Amplitude maps were also produced to indicate the spatial distribution within the reservoir of possible hydrocarbons. Western Atlas's E&P Srvices' geophysicists used OASIIS software to extract an amplitude attribute along the interpreted top and base horizon, and an average amplitude between the two horizons, and these were mapped to further demonstrate the areal extent of potential hydrocarbons and to provide parameters for generating net pay maps.
The geoscientist is able to take avantage of the relationship between well properties and seismic amplitude attributes in those areas where both amplitude anomalies and well control is present. Using the SigmaView geostatistical software, the geoscientist can determine the correlation between reservoir thickness and an extracted amplitude attribute at sample points on the well location. Thereafter, a reservoir map is produced for points between them, using seismic data as a guide.

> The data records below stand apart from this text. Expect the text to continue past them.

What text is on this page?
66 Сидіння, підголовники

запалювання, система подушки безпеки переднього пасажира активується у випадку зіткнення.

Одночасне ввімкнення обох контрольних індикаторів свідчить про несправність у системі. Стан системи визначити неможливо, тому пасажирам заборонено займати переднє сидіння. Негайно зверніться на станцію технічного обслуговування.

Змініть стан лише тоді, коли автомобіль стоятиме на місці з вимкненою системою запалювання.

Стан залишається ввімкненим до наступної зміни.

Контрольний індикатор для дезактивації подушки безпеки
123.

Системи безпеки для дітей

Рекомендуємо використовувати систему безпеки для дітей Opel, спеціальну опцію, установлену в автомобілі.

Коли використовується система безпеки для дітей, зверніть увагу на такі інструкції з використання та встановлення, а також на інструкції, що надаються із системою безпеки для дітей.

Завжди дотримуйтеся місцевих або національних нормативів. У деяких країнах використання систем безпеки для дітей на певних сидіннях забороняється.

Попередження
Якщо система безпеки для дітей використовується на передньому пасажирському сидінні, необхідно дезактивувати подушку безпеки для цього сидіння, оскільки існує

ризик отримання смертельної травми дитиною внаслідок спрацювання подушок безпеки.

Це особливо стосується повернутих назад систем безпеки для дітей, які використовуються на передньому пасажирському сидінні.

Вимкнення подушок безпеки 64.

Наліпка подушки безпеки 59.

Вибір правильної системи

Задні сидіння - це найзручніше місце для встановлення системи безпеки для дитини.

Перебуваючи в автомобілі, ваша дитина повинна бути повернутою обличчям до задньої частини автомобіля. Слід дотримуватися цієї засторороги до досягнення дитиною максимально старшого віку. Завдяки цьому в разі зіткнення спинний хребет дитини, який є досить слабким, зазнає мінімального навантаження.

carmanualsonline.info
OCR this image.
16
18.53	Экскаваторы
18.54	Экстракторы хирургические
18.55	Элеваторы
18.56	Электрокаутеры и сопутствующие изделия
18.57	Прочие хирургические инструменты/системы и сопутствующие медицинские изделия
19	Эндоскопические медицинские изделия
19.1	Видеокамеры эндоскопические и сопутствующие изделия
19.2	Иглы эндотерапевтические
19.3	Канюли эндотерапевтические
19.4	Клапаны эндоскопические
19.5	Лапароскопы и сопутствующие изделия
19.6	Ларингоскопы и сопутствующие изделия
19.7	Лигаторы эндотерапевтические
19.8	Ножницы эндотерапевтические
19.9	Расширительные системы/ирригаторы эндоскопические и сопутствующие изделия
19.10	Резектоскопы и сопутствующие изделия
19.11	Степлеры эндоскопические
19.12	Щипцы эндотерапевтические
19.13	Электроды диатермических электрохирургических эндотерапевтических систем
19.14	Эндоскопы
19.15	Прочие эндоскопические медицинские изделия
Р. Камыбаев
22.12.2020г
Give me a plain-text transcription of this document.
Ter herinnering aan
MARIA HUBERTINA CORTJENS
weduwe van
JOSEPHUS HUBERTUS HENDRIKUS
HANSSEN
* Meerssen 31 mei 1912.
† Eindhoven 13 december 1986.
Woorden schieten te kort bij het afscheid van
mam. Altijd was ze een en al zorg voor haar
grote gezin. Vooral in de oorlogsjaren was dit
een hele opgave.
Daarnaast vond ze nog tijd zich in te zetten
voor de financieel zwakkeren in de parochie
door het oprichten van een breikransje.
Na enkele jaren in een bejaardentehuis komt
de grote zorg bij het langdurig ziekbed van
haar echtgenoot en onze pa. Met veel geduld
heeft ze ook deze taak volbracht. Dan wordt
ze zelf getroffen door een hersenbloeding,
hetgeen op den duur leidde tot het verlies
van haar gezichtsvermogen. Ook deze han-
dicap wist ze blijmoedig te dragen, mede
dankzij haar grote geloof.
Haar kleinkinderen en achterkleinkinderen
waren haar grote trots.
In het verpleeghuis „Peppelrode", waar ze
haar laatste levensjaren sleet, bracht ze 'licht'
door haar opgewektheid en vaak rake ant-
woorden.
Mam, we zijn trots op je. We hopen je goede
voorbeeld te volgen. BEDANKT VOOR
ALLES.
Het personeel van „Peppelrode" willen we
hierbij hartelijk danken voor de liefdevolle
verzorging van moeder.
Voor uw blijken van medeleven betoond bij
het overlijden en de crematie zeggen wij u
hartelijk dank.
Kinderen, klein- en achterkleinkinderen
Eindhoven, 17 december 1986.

A different correlation approach was taken in the Ship Shoal block, however, since the target bright spots were untested. At first, the geophysicists spotted the gross thickness of known pay zones on the seismic data and computed the isochron thicknesses by analyzing all available well logs. With the SigmaView software, the pay zone data was then crossplotted and a regression function through the data points was computed. (The slope of the regression line represents a velocity in ft/msec that was used to convert the isochron time thickness map to an isopach depth thickness.)
How much hydrocarbons
Reservoir engineers worked very closely from the very beginning with the geologists to determine well-log properties that were appropriate for recovery factor calculations, such as porosity, permeability, water saturation, and reservoir parameters such as bottomhole temperature, pressure/temperature gradientism, and mud weights. Each of these provided key data for reserve estimations.
Such volumetric calculations can also include a number of area-determining tools factor in structural geometries and oil-water contacts and provide area and acre/ft data. Although these calculations are constrained by how much of the hydrocarbons held in a trap can realistically be recovered, they define the raw data needed for reserve estimates and produce a net pay map.
What will development cost?
Concurrent with geological and geophysical data interpretion and integration, E&P Services engineers were also constructing a risked value for each of the prospects by evaluating relevant data such as production histories and pressure data from analogous feields, which they relayed to the geoscientists. Thus, by incorporating information on infrastructure, drilling costs, economics, etc., the engineers helped to produce a development plan for exploiting the prospects. Although none of the amplitude anomaly prospects that were defined have been drilled to date, the staged process of evaluation has been applied successfully to accurately predict known results.
For operators, this total process is a cost-effective and rapid means of establishing the economic value of bright spots. In the case of the Ship Shoal lease blocks, from 16 bright spots mapped on seismic data, four were high-graded and risked. Of the four, two are deemed highly prospective. As a generic economic evaluation, the success of this process of combining and building on engineering, geological, and geophysical strengths can be highly effective.